I watched the double-length pilot episode of Lost last night. At present I haven't read any spoilers for the series whatosever, so the following is a reaction to it completely in isolation. I don't imagine I'll be able to keep that up for long, though, so here, for the record, are those initial thoughts...

The interpersonal drama was all a bit dull and predictable, I thought, except for the odd behaviour of Daniel Dae Kim's character and the revelation that it's the bird-who-fancies-the-doctor who was actually the prisoner on the plane. The young-blonde-in-denial was becoming particularly irritating towards the end. This was compounded by the fact that hardly anybody's name seemed to be spoken, so that one was thinking of them as "the vaguely muslim-looking guy", "the sinister old guy", "the token fat guy" and so on.

Perhaps this is meant to make them seem more archetypal, though. Perhaps.

Furthermore, the setup is enormously contrived -- the plane being so comprehensively smashed up, while so many passengers and their luggage survive; the pilot surviving for long enough to hand out vital information; the menacing sounds in the woods; even the inevitable "one of us is not to be trusted" dynamic.

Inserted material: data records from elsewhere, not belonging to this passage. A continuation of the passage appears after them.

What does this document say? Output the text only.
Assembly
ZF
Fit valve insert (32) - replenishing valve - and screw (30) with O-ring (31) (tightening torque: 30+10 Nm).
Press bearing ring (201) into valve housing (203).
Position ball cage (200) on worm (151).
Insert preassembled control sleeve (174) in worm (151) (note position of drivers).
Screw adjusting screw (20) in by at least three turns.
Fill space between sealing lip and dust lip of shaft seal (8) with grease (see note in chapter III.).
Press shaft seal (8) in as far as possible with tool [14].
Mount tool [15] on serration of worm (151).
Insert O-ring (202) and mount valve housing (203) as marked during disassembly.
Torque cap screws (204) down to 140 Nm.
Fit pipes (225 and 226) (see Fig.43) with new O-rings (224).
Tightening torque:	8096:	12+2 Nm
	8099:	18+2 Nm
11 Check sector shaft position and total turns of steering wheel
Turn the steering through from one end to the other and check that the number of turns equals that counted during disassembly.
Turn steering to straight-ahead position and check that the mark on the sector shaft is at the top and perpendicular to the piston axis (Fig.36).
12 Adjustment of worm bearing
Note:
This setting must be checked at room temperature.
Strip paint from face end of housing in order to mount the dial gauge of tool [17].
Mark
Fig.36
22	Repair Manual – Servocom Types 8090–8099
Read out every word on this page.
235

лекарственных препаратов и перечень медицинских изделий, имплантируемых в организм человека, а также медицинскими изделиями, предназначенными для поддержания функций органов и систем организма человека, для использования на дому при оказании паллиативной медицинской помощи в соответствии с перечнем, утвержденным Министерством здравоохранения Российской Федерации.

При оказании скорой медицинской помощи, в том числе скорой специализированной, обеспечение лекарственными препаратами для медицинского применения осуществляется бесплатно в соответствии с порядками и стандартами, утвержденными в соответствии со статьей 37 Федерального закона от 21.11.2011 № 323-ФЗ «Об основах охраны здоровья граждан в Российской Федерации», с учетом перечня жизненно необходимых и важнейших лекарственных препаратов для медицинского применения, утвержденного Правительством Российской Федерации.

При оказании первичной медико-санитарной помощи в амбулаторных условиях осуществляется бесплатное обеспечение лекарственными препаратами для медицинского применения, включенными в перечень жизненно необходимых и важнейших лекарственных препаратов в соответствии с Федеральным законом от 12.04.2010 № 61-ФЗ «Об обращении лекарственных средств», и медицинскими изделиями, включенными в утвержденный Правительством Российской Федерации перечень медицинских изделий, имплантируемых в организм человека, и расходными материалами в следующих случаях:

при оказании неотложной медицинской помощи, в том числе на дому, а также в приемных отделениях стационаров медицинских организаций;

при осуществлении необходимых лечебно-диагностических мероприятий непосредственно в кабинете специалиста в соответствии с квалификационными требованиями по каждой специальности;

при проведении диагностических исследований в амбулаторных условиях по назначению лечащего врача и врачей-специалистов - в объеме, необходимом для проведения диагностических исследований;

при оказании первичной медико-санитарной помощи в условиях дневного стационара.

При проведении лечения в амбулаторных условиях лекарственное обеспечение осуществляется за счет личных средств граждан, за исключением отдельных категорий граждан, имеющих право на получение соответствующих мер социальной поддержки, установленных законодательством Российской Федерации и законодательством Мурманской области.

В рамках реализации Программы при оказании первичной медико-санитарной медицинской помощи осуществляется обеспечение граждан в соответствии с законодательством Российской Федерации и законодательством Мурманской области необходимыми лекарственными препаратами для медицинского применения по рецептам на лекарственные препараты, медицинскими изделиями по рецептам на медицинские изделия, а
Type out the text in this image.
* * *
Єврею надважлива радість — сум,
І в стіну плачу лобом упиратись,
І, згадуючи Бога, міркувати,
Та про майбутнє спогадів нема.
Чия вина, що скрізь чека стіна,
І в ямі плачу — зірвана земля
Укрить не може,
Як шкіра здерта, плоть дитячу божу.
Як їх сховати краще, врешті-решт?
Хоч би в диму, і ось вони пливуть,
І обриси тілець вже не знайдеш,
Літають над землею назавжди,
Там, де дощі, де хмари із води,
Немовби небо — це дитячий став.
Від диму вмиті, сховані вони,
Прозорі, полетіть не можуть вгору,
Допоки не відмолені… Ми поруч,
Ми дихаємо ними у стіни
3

Charitably, it seems to me that there's going to turn out to be a reason for this (although probably not for the clichéd behaviour of the characters themselves). Perhaps it's having read a Guardian article which compares the series's premise with that of the reality show Survivor, but I couldn't help thinking -- even before the polar bear turned up -- that this was not a "real" environment. I don't imagine that it's actually a virtual reality, but it seems pretty clear that someone is stage-managing everything. (Either that or all the above is just a symptom of poor writing.)

So far we have a wreck on an isolated island due to bad weather, and the revelation of another plane-crash sixteen years earlier. Plus, of course, an invisible monster in the undergrowth, which is probably intended to make us think of The Lost World, but put an altogether different association in my head.

So -- would I be going out on a limb if I suggested that future episodes may just possibly throw up an elderly castaway and his sixteen-year-old daughter living on the island? (It isn't clear at this point, incidentally, whether the sinister backgammon-playing old man was actually a passenger on the flight.) The only question is whether this character's mastery over the local environment -- which will naturally turn out to be responsible for both the plane-crash and the monster -- will derive from books of magic or giant banks of ancient alien machinery, and whether his sidekick will be an aery spirit or a cute robot.

So, the situation is intriguing, and possibly archetypal 'n' that, but the actual drama is, so far, bordering on the banal. Plus the English guy is rubbish. Perhaps I've been spoiled recently with watching proper quality drama like The West Wing and Firefly, but I'm not entirely sure Lost is going to keep my attention for long enough to deliver on its promise.